Hi.
I was building a game program that uses an "Entity-Component-System" type architecture and was wondering how you would go about implementing doors. In the program as it stands, there are the following requirements:
1. Components should be generic enough that you can form new entity types without a type of component for every type of entity (as that essentially defeats the purpose of the ECS architecture, which is to allow you to make all kinds of things with composition),
2. Components should contain only data, no code.
3. Systems contain all the code for the logic.
4. There is a messaging pipeline where the systems can send messages to each other.
Given this, I am wondering how you would go about implementing doors? It seems that doors require a state and changing that state changes the graphic displayed for the door. Right now, I have a GraphicComponent which stores a key to a graphical asset, and a PositionComponent to store the entity's position. There's also a PhysicsComponent which stores the physical properties of the entity. But if I add a StateComponent to store the door's state, then, when you change states, that has to update the GraphicComponent somehow, and also the PhysicsComponent to make the door passable -- this is a tile-based game, not one taking place in a continuous space. However, because of requirement 1, genericity, we cannot have anything too specific to the door in the StateComponent, but we must specify how to update the other components. But how do we do that without violating requirement 2 -- absence of code in the components?

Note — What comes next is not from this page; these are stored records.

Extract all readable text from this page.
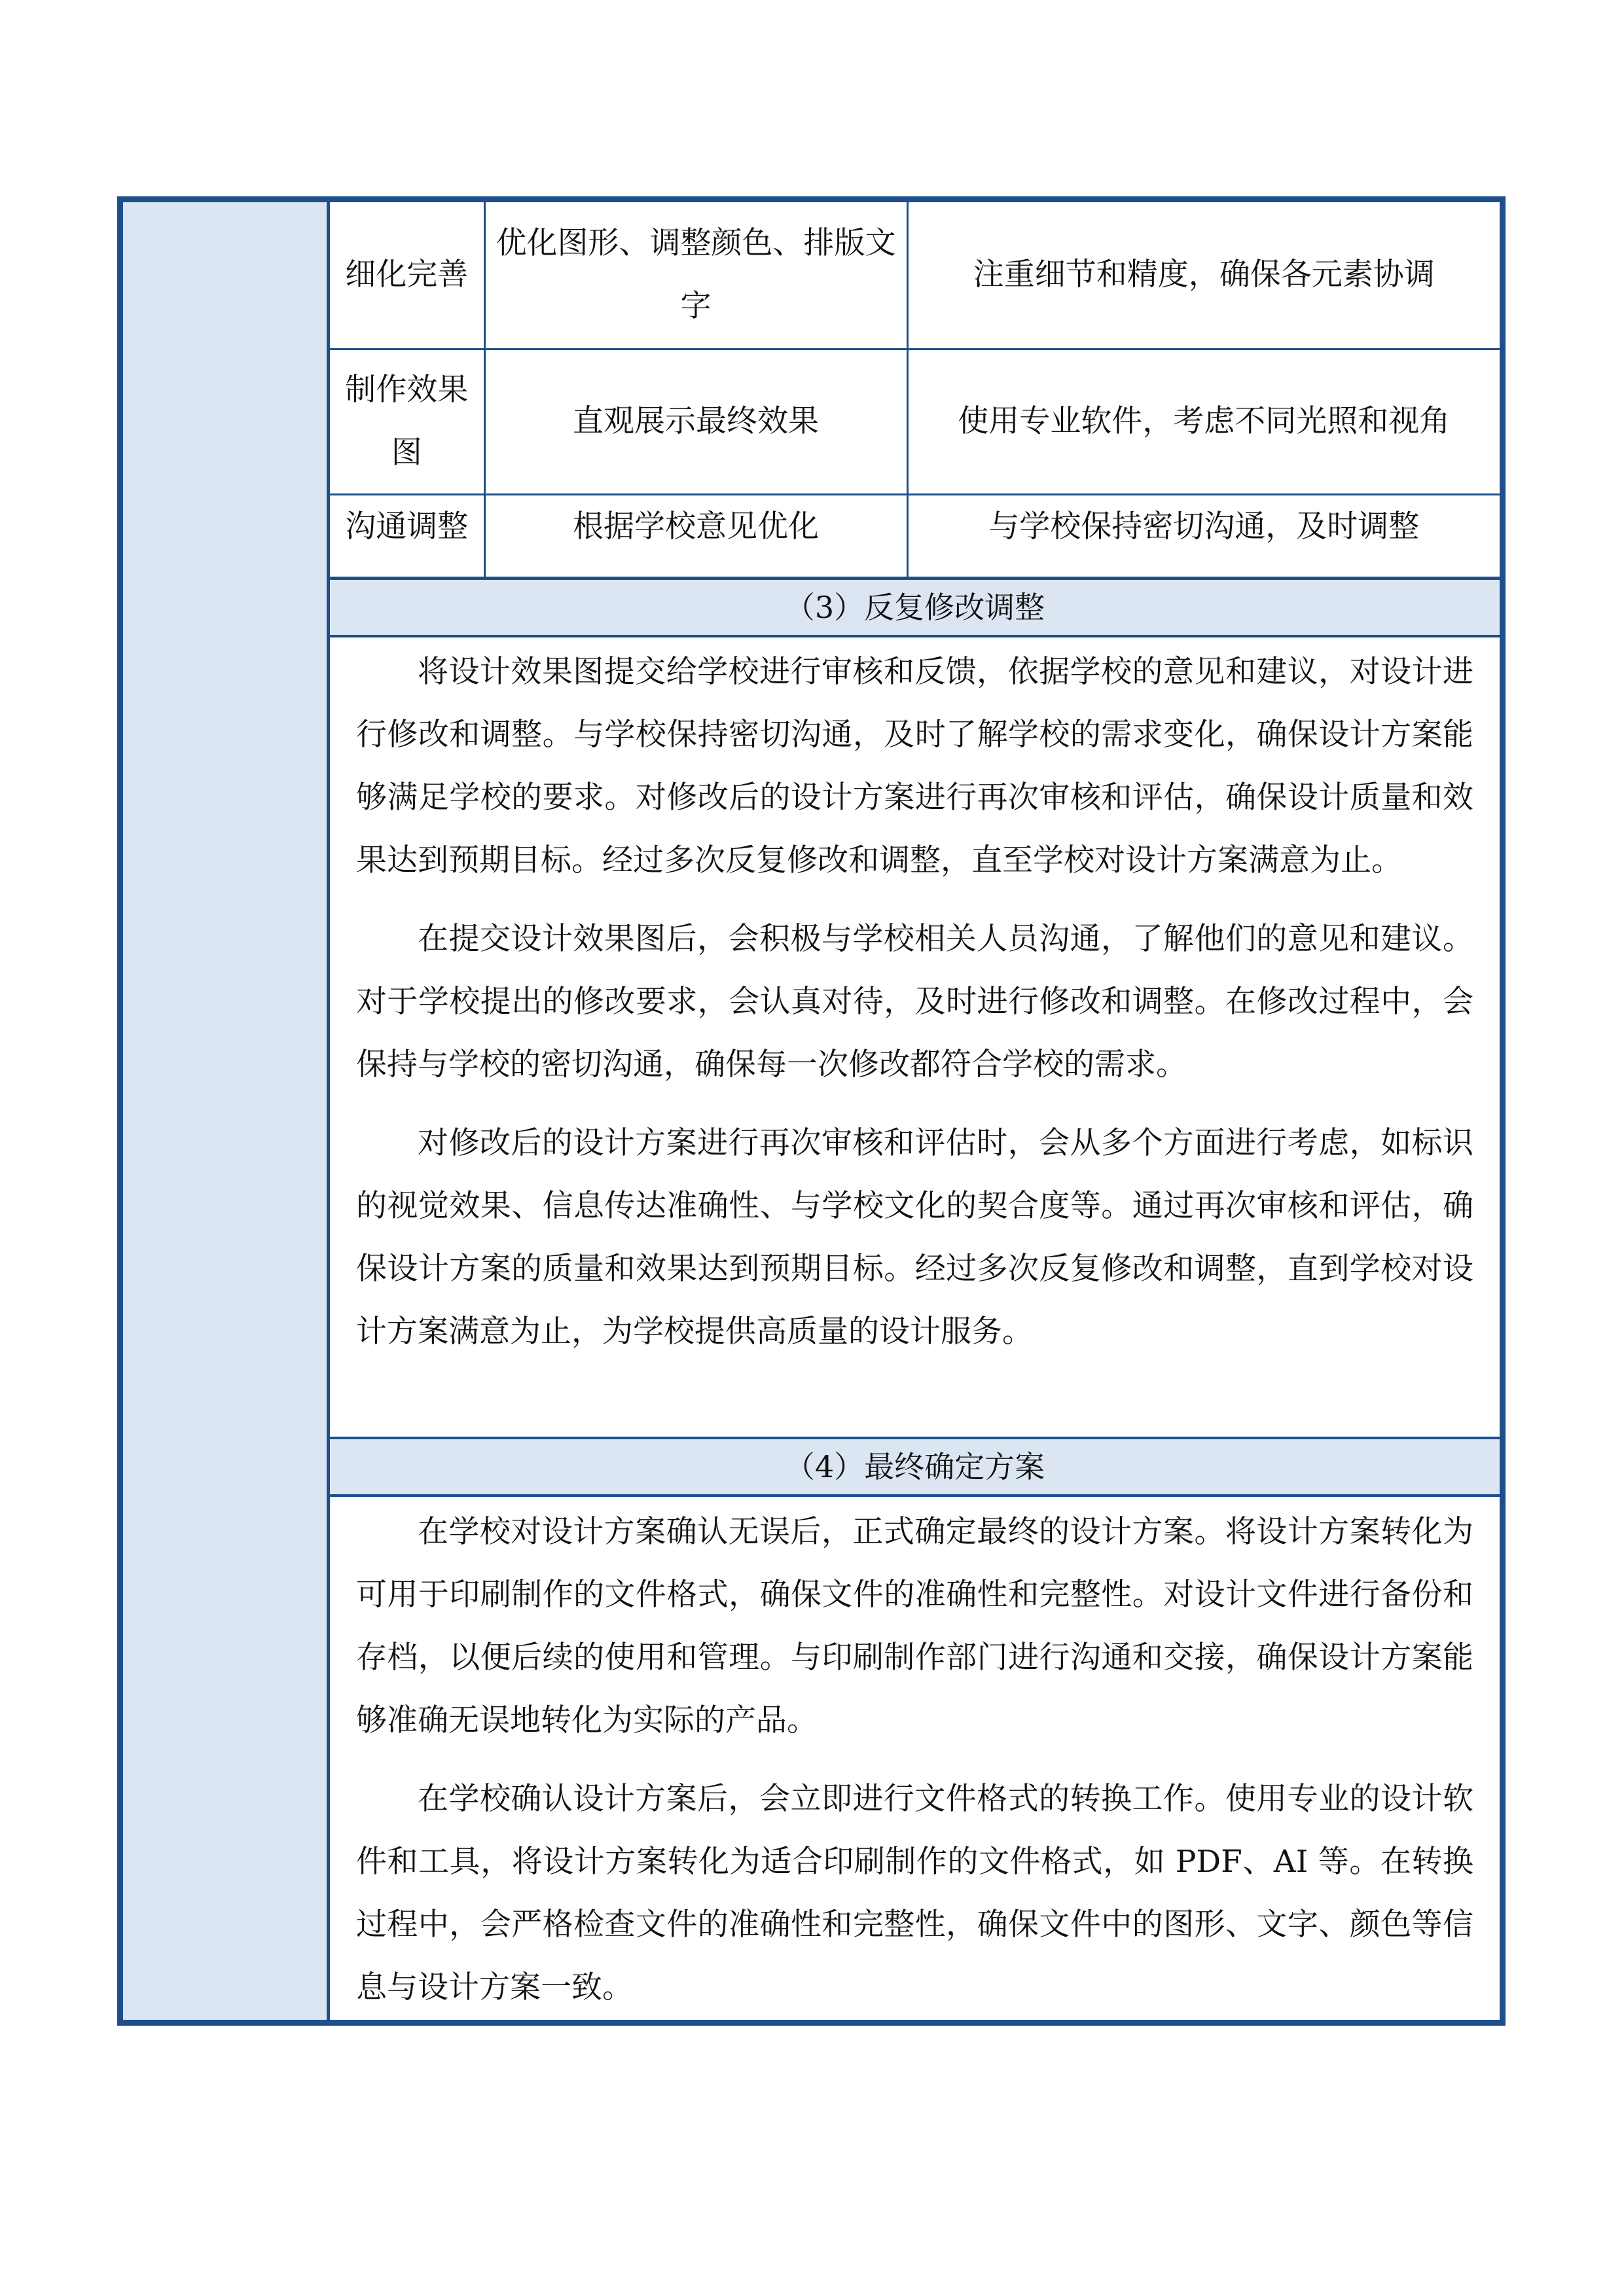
细化完善	优化图形、调整颜色、排版文字	注重细节和精度，确保各元素协调
制作效果图	直观展示最终效果	使用专业软件，考虑不同光照和视角
沟通调整	根据学校意见优化	与学校保持密切沟通，及时调整
（3）反复修改调整

将设计效果图提交给学校进行审核和反馈，依据学校的意见和建议，对设计进行修改和调整。与学校保持密切沟通，及时了解学校的需求变化，确保设计方案能够满足学校的要求。对修改后的设计方案进行再次审核和评估，确保设计质量和效果达到预期目标。经过多次反复修改和调整，直至学校对设计方案满意为止。

在提交设计效果图后，会积极与学校相关人员沟通，了解他们的意见和建议。对于学校提出的修改要求，会认真对待，及时进行修改和调整。在修改过程中，会保持与学校的密切沟通，确保每一次修改都符合学校的需求。

对修改后的设计方案进行再次审核和评估时，会从多个方面进行考虑，如标识的视觉效果、信息传达准确性、与学校文化的契合度等。通过再次审核和评估，确保设计方案的质量和效果达到预期目标。经过多次反复修改和调整，直到学校对设计方案满意为止，为学校提供高质量的设计服务。

（4）最终确定方案

在学校对设计方案确认无误后，正式确定最终的设计方案。将设计方案转化为可用于印刷制作的文件格式，确保文件的准确性和完整性。对设计文件进行备份和存档，以便后续的使用和管理。与印刷制作部门进行沟通和交接，确保设计方案能够准确无误地转化为实际的产品。

在学校确认设计方案后，会立即进行文件格式的转换工作。使用专业的设计软件和工具，将设计方案转化为适合印刷制作的文件格式，如 PDF、AI 等。在转换过程中，会严格检查文件的准确性和完整性，确保文件中的图形、文字、颜色等信息与设计方案一致。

I have a "Finite State Machine" (FSM) object in my program, which would seem to be what I'd want to use, however it's meant to be general (I use it in the user interface to handle various user interface states, such as main menu, playing the game, etc.) so when you make one you specify code, not just data. It would seem it would violate requirement 2 to stick that in the StateComponent.
What is a good way to do this? Should I just use the FSM and see if I can get away with it?
And it gets worse: what happens if you want to have the door be jammed by something else sitting on the door's tile when it's open? Then there needs to be something to sense the object is present. How can you do this without a dedicated system for doors which would violate condition 1?